I tried to offer some reasons why one should never resort to torture, but it occured to me that I’m not perfectly clear on what exactly we mean by torture, and thus what kinds of actions fall under that category.
So, it seems necessary to ask: what is torture, and what distinguishes it from other uses of force or coercion?
Here, from the UN Convention against Torture, is an attempt at a definition:
… ‘torture’ means any act by which severe pain or suffering, whether physical or mental, is intentionally inflicted on a person for such purposes as obtaining from him or a third person information or a confession, punishing him for an act he or a third person has committed or is suspected of having committed, or intimidating or coercing him or a third person, or for any reason based on discrimination of any kind, when such pain or suffering is inflicted by or at the instigation of or with the consent or acquiescence of a public official or other person acting in an official capacity. It does not include pain or suffering arising only from, inherent in or incidental to lawful sanctions.
(Emphasis added)
The highlighted parts seem to me to be a nod toward something like the principle of double effect. It’s not torture to inflict pain as a foreseeable but unintended side effect of some other legitimate sanction, or constraint, or whatever. In other words, to count as torture, the infliction of the pain must be intentional and is usually intended as the means to the end sought.
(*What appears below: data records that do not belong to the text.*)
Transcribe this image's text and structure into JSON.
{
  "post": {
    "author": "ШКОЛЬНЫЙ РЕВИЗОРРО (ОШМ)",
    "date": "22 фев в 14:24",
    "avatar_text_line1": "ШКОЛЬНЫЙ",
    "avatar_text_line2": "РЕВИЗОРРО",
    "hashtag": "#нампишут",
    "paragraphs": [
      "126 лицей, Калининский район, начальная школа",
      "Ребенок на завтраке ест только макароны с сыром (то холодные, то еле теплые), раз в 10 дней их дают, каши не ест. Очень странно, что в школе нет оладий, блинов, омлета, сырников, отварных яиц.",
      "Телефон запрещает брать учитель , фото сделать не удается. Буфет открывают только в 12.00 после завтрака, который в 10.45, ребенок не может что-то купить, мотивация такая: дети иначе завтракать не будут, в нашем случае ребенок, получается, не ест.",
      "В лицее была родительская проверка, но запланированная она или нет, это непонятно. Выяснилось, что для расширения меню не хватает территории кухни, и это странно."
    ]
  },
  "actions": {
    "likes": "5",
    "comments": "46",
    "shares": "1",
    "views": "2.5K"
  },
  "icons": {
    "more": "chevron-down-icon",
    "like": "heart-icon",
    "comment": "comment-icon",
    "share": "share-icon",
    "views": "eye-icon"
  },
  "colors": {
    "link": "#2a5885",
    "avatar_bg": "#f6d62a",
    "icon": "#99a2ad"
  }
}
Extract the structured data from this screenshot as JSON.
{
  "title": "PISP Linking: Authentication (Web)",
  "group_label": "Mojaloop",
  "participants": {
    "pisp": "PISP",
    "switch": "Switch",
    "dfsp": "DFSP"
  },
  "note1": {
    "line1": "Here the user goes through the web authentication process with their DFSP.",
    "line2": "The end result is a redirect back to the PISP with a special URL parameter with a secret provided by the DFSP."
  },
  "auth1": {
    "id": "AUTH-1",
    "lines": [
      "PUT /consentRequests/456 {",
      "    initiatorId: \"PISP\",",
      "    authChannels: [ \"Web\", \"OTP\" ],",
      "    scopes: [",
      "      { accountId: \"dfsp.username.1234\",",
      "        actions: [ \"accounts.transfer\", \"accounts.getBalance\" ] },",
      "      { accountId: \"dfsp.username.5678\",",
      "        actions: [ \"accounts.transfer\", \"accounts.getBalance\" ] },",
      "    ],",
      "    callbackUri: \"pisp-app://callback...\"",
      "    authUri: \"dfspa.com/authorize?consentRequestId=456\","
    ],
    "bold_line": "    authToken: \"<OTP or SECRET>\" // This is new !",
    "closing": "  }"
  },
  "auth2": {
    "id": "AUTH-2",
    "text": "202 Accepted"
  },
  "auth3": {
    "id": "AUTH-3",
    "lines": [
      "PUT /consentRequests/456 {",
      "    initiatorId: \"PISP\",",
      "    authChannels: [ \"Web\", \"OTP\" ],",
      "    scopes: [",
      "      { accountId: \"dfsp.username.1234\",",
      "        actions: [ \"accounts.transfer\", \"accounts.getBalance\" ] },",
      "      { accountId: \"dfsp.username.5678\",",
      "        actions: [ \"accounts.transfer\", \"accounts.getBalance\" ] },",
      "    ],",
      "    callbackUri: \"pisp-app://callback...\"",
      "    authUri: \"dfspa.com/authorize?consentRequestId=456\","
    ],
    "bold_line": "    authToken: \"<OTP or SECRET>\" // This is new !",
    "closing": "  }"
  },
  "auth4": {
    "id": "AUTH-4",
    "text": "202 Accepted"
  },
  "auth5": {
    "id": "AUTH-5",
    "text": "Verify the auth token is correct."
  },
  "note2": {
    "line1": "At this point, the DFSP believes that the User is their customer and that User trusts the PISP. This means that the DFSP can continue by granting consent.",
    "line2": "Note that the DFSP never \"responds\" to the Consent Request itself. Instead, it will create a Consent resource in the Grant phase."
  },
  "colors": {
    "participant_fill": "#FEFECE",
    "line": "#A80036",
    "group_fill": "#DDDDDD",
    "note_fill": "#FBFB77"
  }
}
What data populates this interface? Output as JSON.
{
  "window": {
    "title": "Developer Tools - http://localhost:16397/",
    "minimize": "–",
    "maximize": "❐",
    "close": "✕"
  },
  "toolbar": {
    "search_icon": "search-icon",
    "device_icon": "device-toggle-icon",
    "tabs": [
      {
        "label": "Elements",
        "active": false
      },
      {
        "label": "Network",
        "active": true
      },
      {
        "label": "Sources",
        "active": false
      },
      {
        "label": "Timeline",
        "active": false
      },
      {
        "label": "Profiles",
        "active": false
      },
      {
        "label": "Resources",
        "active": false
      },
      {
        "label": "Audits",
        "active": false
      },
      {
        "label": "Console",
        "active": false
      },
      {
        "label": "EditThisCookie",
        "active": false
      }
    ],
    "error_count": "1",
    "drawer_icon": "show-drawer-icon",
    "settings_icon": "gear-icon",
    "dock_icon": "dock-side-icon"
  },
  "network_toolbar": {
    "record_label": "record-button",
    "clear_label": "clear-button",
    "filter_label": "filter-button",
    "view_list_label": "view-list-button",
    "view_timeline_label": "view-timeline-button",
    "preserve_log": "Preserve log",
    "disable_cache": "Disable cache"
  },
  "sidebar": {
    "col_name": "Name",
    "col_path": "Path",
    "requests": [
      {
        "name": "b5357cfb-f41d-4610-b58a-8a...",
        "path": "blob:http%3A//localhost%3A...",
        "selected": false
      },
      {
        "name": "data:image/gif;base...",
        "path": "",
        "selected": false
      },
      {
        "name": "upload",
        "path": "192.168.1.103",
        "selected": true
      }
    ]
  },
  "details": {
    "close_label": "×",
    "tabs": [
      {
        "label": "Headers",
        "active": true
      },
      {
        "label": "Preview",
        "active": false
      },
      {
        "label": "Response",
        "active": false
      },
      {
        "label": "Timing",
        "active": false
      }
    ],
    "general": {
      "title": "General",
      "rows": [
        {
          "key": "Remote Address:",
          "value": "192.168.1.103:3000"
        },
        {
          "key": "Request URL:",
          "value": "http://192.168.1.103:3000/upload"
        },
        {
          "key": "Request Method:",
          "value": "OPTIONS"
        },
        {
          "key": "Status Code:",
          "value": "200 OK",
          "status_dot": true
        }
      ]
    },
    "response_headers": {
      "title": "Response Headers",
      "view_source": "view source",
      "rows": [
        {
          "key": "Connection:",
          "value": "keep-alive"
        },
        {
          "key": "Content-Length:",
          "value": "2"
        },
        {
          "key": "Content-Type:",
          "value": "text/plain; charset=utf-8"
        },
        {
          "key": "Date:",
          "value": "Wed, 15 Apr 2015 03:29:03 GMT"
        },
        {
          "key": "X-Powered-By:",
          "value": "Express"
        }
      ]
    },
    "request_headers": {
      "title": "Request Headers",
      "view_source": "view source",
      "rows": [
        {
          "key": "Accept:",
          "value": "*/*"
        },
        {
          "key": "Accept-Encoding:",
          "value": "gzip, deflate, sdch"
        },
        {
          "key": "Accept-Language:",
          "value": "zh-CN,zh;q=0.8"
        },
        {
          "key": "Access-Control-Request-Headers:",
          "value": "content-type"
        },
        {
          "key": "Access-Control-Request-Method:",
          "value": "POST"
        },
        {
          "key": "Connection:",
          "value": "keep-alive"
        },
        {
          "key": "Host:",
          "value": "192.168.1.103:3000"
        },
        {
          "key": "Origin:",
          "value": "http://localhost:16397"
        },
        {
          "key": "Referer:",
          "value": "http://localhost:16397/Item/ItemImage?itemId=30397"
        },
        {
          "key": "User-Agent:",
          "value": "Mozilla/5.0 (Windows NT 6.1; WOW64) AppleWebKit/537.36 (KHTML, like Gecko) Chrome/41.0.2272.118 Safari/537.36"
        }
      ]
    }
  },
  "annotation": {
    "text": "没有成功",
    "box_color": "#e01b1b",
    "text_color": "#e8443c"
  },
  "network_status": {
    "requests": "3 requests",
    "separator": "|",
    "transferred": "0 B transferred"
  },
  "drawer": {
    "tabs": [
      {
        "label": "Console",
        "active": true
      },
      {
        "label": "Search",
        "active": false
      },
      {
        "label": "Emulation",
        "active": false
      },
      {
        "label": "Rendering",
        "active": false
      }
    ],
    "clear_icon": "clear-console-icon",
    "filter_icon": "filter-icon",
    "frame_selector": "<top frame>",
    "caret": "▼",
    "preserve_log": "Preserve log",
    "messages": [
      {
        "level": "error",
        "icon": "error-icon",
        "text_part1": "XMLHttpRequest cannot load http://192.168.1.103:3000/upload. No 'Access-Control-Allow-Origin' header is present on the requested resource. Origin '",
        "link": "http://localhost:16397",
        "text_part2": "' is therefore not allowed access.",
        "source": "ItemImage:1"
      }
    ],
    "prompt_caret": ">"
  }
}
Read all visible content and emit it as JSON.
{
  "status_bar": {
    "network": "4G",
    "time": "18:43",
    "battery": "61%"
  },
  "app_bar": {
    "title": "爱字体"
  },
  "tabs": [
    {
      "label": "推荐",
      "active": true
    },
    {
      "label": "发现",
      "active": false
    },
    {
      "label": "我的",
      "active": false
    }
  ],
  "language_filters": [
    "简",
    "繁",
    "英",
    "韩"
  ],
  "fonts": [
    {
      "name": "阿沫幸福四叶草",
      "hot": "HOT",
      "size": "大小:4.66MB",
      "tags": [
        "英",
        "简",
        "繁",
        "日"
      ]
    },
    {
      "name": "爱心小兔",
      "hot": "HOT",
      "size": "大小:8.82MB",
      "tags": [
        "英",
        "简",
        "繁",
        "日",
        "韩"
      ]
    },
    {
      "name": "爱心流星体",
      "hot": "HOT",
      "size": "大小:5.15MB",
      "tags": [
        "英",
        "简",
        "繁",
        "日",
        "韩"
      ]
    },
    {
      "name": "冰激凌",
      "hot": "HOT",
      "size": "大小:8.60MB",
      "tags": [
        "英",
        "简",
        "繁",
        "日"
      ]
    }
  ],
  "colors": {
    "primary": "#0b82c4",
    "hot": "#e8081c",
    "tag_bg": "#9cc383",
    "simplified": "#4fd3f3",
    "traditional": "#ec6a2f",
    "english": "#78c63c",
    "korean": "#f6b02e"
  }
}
In the post I cited from Disputations, Tom quotes from the relevant passage in the documents of the Second Vatican Council:
… whatever is opposed to life itself, such as any type of murder, genocide, abortion, euthanasia or wilful self-destruction, whatever violates the integrity of the human person, such as mutilation, torments inflicted on body or mind, attempts to coerce the will itself; whatever insults human dignity, such as subhuman living conditions, arbitrary imprisonment, deportation, slavery, prostitution, the selling of women and children; as well as disgraceful working conditions, where men are treated as mere tools for profit, rather than as free and responsible persons; all these things and others of their like are infamies indeed.
(My emphasis again)
I think the notion of “coercing the will” gets at part of what we find so horrific about torture, apart from simply the infliction of the pain itself. The notion of coercing the will seems to imply an invasion of the inner sanctuary of the self – of reducing the self, soul or personality itself to a thing to be manipulated. This distinguishes torture from other forms of coercion which at least leave the will intact. For instance, the robber who says “Your money or your life” is undoubtedly engaging in coercion, but the victim’s will is still free to assent or not. If our dignity as human beings consists in part of our freedom of will, torture, to the extent it destroys this freedom, destroys the victim’s dignity.
None of this shows that the torture is categorically wrong, and there do seem to be some outstanding questions such as: How severe does pain have to be to count as torture? What about the threat of severe pain? Is that torture?
Hopefully, though, a clearer idea of what counts as torture will facilitate the understanding of its moral status.